When’s the last time grandma’s recipe card had you checking the pantry for maltodextrin? How about sorbitol? Do you often find yourself knocking on your neighbor’s door to borrow a cup of xantham gum?
Developments in food science along with specific food labeling standards have stirred conversations about these and other strange-sounding ingredients. This was confirmed by the community on our Facebook page, which, when we asked, provided plenty of questions about what we are actually eating.

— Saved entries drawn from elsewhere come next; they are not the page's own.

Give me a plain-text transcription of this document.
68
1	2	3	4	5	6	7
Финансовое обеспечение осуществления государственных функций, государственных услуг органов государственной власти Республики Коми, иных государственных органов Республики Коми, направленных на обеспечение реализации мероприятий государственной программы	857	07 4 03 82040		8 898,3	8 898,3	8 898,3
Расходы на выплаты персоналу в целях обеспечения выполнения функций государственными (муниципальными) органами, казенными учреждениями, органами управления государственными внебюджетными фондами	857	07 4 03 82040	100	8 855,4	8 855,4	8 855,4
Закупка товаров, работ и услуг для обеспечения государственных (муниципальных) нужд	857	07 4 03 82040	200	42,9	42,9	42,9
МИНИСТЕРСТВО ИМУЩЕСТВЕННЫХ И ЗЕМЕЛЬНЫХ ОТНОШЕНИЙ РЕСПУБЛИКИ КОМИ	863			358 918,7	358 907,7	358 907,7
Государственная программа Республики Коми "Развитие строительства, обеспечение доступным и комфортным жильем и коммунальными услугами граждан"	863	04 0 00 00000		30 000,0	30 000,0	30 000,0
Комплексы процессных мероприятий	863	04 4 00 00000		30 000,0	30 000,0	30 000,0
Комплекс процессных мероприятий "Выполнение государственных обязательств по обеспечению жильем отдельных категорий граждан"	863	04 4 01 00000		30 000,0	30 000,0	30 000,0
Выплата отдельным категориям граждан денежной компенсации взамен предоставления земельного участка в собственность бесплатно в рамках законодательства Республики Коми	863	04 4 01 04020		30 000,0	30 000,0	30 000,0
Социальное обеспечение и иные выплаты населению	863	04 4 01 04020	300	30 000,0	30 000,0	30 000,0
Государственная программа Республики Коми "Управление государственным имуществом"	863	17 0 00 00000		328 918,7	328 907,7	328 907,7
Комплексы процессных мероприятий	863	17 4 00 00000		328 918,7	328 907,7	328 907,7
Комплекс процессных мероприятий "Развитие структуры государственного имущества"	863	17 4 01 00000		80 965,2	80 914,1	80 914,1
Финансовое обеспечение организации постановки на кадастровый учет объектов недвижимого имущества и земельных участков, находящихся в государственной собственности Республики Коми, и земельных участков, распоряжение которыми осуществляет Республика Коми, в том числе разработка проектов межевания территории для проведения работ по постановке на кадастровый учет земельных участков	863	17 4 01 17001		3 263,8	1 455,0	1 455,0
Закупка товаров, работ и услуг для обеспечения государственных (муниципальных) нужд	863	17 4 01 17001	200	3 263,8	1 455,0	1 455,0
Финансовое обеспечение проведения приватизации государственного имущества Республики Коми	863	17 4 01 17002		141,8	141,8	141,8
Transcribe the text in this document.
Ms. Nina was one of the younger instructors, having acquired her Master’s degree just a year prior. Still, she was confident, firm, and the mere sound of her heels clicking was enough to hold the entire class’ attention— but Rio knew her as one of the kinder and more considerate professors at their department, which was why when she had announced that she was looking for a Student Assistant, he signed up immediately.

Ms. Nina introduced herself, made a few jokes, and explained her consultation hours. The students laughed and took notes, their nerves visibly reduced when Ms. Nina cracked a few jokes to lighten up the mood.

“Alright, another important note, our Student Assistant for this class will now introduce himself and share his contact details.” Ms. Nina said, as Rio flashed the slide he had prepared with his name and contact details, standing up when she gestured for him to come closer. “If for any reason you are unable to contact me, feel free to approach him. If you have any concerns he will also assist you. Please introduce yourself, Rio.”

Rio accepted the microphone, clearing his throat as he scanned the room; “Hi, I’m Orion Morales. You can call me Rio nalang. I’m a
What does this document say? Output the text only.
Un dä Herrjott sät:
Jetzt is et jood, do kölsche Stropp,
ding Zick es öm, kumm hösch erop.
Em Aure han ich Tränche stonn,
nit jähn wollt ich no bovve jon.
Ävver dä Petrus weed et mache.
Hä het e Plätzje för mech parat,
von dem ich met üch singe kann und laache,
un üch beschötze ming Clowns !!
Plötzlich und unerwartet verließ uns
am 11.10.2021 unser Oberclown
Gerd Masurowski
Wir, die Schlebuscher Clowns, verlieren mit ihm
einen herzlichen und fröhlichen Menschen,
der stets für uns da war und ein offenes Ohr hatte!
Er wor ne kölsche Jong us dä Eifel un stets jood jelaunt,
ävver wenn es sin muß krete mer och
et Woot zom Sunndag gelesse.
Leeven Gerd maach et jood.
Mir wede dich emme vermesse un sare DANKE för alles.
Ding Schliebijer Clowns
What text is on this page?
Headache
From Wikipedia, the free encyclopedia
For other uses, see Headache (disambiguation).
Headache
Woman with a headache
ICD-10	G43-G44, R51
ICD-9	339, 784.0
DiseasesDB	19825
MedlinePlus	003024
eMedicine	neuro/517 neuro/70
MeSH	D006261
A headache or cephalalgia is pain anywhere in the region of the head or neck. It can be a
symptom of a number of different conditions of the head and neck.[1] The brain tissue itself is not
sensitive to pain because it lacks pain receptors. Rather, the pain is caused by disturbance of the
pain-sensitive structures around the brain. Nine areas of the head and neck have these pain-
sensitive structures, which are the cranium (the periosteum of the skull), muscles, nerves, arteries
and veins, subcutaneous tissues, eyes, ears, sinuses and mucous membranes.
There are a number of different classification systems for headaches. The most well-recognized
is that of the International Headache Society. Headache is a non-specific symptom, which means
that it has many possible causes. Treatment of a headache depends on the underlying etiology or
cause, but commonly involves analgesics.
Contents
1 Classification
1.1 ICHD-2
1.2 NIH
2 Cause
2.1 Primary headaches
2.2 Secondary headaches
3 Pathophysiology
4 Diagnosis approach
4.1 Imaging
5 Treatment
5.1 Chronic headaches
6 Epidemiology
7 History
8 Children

Food scientists say there is potential to make what we eat safer, tastier, longer preserved, more nutritious, more convenient or more palatable. More palatable, until you actually read the labels, say skeptical consumers on the other side of the table.
But where the average eater might be satisfied with the use of sugar, a food scientist needs to know: is that fructose, or sucrose or glucose? Because if you try to make grape jelly with sucrose, how do you expect to get the molecules to gel with the excess water?
And ultimately the labels are written by people who eat the most natural of foods around the periodic table: Could somebody please pass the shaker of sodium chloride? For most of us, salt would do.
Above all, food companies are in business to develop foods that consumers will buy, and expectations are evolving. But look, for instance, at the chart to see how companies responded to demand for a peanut butter and jelly sandwich.
What sold the sandwich
Citric acid and sodium citrate helped preserve jelly by raising its acidity.
Putting oils through a process called hydrogenation made peanut butter creamy. By adding hydrogen molecules, oils that are normally liquid at room temperature stayed solid.
Adding fatty acids (mono- and diglycerides) helped keep the peanut butter mixed together so you didn’t have to stir it.
An oily substance found in soybeans (or other vegetables) called lecithin kept all the ingredients combined.
In bread making, yeast love to feed on calcium sulfate and ammonium chloride.
To give the bread texture that customers desired, monoglycerides, ascorbic acid and calcium peroxide could be used as dough conditioners.
Here’s a starting point when considering the perils or promises of food processing – the Food and Drug Administration tests all food additives to determine how much of the stuff – natural or not – is safe to consume in a 24-hour period everyday without risk. (Make a note; it could be hazardous to add 24 cans of diet Coke to your daily regimen).
Of course, just because an ingredient is safe doesn’t mean it is necessarily good for your diet. Or to some, necessary at all – when you pop the seal on that jar of homemade jelly, are you really concerned about a few unbound water molecules? Or are you content to simply stir it?
In the end, healthy questions about what happens to food from field to table shouldn’t overshadow the larger point. To the extent that we aren’t all make-it-from-scratchers all of the time, those who help prepare our food are central to Ohio’s economy. And it’s much more than mixing in hard-to-pronounce ingredients.
Our fellow Ohioans are milling our flour, aging our cheese, juicing our tomatoes and, yes, perhaps finding a new use for carageenans – that’s a commonly used, gelatin-like seaweed extract, by the way. Ohio farmers are planting soybeans to produce healthier cooking oils. And it takes workers to flash freeze vegetables, which can better preserve their nutrition. You can even choose the temperature at which your milk was pasteurized.
So whether we end up with foods that are processed or whole, or if we take our cues from science, nature or culture, at least now – perhaps more than ever – we’re paying attention.
That’s good news. Because the more connected we are as Ohio farmers, eaters and everyone in between, the more we can connect ideas with opportunities. And the more we can keep Ohio growing.
Wheat & White
Whole grain wheat bread is made using all parts of the entire wheat grain. White bread is made of wheat but only uses the starchy part of the grain to make the bread. There is no difference in the vitamins in the two breads but there is more fiber and a little more protein in whole grain wheat bread.
Enriched & Fortified
The day something is harvested it begins to degrade and lose nutritional elements. Enriching a food puts back the elements that were lost. Flour is enriched with B vitamins and iron, both things that have been lost from the time wheat was harvested and processed into flour. Fortified means something that was not originally in the food is added. Milk is often fortified with vitamins A and D.
Many intimidating ingredients on a food label are actually vitamins. Many are B vitamins including riboflavin, thiamin, cyanocobalamin, niacinamide and folic acid.
Consumer information from the FDA can be found online.